La Maison-Blanche justifie cette démarche par la nécessité de protéger la compétitivité américaine. Selon le document, un "patchwork de lois étatiques contradictoires" risquerait de freiner l'innovation et de compromettre la capacité des États-Unis à rester en tête de la course mondiale à l'IA — notamment face à la Chine. Une approche fédérale permettrait aux entreprises tech de développer et déployer leurs technologies sous un régime juridique cohérent et prévisible.
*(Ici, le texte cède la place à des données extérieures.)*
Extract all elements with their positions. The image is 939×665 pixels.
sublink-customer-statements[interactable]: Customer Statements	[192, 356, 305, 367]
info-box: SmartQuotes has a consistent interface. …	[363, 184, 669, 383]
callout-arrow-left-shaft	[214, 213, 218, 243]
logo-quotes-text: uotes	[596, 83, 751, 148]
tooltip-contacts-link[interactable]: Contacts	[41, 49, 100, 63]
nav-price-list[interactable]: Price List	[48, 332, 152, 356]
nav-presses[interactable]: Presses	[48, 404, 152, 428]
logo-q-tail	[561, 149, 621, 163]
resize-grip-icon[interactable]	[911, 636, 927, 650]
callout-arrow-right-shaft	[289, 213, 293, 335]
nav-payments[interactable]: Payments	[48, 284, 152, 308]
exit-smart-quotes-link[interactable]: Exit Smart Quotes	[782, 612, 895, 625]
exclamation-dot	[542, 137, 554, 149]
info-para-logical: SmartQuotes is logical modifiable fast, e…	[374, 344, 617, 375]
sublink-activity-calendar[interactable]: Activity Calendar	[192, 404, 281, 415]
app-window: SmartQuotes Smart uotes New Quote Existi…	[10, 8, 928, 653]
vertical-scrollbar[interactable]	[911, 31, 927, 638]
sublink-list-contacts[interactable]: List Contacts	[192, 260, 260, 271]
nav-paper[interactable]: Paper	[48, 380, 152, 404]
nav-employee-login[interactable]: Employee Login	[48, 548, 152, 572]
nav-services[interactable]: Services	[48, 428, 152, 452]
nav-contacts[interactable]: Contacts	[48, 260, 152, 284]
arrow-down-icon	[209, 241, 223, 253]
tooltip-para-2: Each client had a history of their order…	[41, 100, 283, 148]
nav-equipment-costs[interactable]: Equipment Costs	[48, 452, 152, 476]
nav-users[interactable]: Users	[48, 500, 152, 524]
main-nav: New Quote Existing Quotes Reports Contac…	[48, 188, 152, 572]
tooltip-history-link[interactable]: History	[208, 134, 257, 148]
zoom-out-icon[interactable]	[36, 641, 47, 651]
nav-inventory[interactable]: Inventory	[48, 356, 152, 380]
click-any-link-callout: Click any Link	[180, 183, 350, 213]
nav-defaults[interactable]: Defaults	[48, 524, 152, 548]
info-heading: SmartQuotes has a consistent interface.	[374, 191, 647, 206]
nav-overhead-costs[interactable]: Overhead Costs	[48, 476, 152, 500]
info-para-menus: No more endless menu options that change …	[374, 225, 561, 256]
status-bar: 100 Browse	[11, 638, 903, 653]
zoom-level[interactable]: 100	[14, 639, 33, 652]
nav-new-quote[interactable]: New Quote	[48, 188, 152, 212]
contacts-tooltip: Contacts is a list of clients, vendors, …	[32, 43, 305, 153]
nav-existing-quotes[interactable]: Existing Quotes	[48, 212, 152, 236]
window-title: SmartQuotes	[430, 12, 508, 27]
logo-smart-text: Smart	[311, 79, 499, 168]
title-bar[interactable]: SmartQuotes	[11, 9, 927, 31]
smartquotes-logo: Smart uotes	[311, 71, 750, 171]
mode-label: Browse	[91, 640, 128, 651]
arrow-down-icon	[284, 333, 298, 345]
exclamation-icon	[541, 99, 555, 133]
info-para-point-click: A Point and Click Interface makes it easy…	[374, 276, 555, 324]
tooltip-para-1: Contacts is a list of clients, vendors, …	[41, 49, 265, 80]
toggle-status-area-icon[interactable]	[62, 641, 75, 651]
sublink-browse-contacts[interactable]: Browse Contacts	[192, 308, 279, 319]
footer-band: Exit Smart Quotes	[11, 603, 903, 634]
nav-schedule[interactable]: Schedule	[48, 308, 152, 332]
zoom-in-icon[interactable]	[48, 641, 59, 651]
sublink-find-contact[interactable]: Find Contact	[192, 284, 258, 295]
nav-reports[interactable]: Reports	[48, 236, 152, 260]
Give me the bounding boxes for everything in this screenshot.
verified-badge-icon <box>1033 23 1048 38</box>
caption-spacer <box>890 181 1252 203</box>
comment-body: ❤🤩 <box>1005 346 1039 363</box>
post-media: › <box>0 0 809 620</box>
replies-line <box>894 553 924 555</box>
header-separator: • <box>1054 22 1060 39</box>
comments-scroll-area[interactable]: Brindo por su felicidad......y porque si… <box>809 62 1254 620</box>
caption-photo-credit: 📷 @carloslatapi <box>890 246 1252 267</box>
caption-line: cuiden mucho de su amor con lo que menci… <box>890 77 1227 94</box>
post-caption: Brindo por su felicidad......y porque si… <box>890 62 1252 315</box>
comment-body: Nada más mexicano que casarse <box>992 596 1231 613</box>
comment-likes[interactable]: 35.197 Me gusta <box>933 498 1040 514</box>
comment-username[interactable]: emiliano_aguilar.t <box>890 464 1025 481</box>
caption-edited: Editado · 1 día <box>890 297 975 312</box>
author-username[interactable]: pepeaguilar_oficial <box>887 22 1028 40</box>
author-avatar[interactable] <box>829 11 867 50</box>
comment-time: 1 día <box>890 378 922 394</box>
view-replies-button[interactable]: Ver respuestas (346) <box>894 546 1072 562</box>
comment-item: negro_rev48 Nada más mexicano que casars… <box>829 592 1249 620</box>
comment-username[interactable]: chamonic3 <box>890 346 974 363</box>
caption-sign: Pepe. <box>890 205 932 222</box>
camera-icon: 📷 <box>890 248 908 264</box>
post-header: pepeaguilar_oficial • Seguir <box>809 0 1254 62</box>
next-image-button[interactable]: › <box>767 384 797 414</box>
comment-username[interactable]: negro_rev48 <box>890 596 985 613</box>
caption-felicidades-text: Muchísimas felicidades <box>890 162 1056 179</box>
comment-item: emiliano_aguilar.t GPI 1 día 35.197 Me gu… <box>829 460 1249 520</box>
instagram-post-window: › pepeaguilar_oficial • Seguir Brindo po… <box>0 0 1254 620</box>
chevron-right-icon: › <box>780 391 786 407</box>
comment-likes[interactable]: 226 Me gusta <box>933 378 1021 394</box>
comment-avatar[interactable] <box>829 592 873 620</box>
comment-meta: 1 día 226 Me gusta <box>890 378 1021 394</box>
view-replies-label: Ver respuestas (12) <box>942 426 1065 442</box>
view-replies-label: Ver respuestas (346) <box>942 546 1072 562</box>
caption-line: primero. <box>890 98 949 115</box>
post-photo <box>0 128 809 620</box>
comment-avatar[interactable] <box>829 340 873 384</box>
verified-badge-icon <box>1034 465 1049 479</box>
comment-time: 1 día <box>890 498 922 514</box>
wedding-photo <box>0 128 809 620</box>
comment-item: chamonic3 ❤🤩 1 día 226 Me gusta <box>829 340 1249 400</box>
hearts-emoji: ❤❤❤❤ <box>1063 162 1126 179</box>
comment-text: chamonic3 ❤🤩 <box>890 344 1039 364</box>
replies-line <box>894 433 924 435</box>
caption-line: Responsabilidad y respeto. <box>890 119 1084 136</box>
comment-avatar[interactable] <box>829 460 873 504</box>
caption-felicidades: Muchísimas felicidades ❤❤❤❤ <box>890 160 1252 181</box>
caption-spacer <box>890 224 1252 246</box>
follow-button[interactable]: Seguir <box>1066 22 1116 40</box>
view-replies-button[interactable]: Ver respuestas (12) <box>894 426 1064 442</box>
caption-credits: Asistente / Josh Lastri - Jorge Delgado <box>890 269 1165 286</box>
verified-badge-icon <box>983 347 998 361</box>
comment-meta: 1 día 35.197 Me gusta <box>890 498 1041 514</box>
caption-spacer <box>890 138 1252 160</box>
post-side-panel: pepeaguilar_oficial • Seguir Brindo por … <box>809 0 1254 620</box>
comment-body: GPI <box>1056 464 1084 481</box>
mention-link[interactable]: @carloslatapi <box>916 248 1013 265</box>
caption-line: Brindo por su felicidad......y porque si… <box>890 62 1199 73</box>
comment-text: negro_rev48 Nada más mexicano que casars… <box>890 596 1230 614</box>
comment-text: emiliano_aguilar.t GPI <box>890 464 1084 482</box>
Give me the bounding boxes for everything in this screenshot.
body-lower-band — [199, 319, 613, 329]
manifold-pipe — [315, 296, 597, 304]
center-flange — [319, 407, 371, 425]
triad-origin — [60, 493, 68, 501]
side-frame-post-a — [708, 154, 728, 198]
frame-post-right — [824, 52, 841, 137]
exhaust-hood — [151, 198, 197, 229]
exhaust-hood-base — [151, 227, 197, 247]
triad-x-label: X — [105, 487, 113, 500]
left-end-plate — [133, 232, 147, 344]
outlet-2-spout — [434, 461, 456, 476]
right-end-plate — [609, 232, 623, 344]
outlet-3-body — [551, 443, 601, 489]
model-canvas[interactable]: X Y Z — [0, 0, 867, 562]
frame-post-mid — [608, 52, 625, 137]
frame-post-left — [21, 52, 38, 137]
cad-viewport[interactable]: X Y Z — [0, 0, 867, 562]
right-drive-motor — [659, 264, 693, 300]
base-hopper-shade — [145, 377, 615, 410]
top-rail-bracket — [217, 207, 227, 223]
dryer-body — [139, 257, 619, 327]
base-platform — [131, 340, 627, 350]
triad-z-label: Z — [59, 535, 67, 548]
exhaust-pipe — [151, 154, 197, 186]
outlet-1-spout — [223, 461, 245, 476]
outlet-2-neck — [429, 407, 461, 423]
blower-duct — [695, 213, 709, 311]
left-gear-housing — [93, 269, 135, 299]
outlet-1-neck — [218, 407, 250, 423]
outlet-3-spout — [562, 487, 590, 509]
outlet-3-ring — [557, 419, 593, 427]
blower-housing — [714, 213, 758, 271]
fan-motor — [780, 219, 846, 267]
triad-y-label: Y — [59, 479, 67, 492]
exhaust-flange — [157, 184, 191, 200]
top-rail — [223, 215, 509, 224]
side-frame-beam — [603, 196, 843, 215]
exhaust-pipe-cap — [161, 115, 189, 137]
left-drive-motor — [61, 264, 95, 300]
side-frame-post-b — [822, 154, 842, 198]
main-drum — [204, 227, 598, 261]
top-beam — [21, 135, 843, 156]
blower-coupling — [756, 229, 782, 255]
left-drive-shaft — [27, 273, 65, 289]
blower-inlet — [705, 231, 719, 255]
Ce cadre marque une rupture avec l'approche fragmentée qui prévalait jusqu'ici : plusieurs États, dont la Californie, avaient commencé à élaborer leurs propres lois sur l'IA, créant une mosaïque réglementaire jugée incompatible avec le développement industriel à grande échelle. L'administration Trump, fidèle à sa posture pro-industrie, privilégie une régulation légère favorisant l'innovation plutôt que des contraintes sectorielles strictes.
La publication de ce cadre intervient dans un contexte de compétition technologique intense et alors que l'Union européenne a déjà adopté son AI Act. Si le Congrès donne suite à cet appel, cela pourrait redéfinir profondément les règles du jeu pour les grands acteurs comme OpenAI, Google, Meta ou Microsoft, qui font face à une pression réglementaire croissante des deux côtés de l'Atlantique.
Le cadre américain pro-innovation risque d'accentuer la divergence réglementaire avec l'AI Act européen, renforçant la pression concurrentielle sur les entreprises et régulateurs européens.